Die Mehrheit der zugehörigen Gemeinden verfügt über keine einzige Ladestation. Das Kreishaus verweist auf unklare Regelungen und bundesweite Probleme.

Kreis Harburg: Schlechte Position im E-Ladesäulen-Ranking

In einer Rangliste aller deutschen Landkreise und kreisfreien Städte steht der Landkreis Harburg weit unten und belegt gemäß einer Auswertung des Verbands der Automobilindustrie (VDA) Platz 363 von 399 Kommunen. Mehr als 38 E-Autos teilen sich hier demnach einen öffentlich zugänglichen Ladepunkt.

Zum Vergleich: Auf Platz 1 der VDA-Rangfolge steht der hessische Landkreis Groß-Gerau bei Frankfurt am Main. Dort teilen sich weniger als fünf E-Autos einen Ladepunkt. Das VDA-Ranking zeigt das Verhältnis aller vor Ort zugelassenen E-Pkw zu den öffentlich zugänglichen Ladepunkten mit dem Stichtag 1. April 2022. Inbegriffen sind vollelektrische Pkw und Plugin-Hybride.

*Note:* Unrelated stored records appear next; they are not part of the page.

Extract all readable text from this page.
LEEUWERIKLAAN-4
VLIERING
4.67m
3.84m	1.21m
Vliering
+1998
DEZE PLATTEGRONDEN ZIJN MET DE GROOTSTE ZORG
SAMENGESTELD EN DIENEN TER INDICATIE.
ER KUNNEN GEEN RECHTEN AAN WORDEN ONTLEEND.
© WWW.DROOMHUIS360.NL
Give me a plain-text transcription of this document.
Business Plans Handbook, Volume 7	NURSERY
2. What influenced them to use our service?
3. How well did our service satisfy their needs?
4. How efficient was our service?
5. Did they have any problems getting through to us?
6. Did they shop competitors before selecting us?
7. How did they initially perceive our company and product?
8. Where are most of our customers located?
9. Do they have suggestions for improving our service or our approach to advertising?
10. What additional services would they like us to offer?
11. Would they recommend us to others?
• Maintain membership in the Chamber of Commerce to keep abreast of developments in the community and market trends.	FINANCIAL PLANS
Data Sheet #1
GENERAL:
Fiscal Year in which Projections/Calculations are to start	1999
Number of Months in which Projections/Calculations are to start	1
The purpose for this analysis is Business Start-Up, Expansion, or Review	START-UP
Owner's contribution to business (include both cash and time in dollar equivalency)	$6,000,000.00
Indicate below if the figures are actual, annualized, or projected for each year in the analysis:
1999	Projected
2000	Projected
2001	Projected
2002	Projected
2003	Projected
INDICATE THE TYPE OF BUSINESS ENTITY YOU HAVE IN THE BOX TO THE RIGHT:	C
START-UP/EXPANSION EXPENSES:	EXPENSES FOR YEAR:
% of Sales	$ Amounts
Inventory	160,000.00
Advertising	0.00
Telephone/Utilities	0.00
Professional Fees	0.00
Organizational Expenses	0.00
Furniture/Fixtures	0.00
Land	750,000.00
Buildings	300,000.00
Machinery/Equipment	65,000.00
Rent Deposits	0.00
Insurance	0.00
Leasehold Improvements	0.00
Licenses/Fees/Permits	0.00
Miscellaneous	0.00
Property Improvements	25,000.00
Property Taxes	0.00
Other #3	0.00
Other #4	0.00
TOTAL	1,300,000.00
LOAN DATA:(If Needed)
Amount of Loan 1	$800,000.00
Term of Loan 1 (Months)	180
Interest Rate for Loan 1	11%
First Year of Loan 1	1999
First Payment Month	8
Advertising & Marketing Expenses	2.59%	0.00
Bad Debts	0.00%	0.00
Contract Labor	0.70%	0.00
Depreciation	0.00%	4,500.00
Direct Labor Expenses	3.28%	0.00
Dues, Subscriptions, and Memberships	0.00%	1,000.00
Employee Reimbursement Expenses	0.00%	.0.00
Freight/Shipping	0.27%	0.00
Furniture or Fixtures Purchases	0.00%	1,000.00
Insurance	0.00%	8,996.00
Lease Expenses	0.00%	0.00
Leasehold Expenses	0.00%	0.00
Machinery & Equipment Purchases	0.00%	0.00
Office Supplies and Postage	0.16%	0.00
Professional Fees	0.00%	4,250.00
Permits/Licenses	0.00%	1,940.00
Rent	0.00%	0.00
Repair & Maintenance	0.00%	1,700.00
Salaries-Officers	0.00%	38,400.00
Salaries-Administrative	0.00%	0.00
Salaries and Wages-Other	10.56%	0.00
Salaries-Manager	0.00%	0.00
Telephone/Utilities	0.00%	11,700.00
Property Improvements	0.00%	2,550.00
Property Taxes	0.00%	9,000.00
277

Hintergrund: Klimafreundlicher Verkehr mit einer Million Ladepunkte

Die Bundesregierung arbeitet auf einen schnellen Umstieg auf das E-Auto hin, um den Verkehr klimafreundlicher zu gestalten. Wichtige Voraussetzung dafür: eine bessere Ausstattung mit Ladestationen. Sorgen um die Reichweite und den Akkuladestand der Fahrzeuge gelten als Kaufhemmnis. Im Jahr 2030 sollen bundesweit eine Million Ladepunkte zur Verfügung zu stellen, was einem Verhältnis Ladepunkt zu E-Auto von 1:15 entspräche.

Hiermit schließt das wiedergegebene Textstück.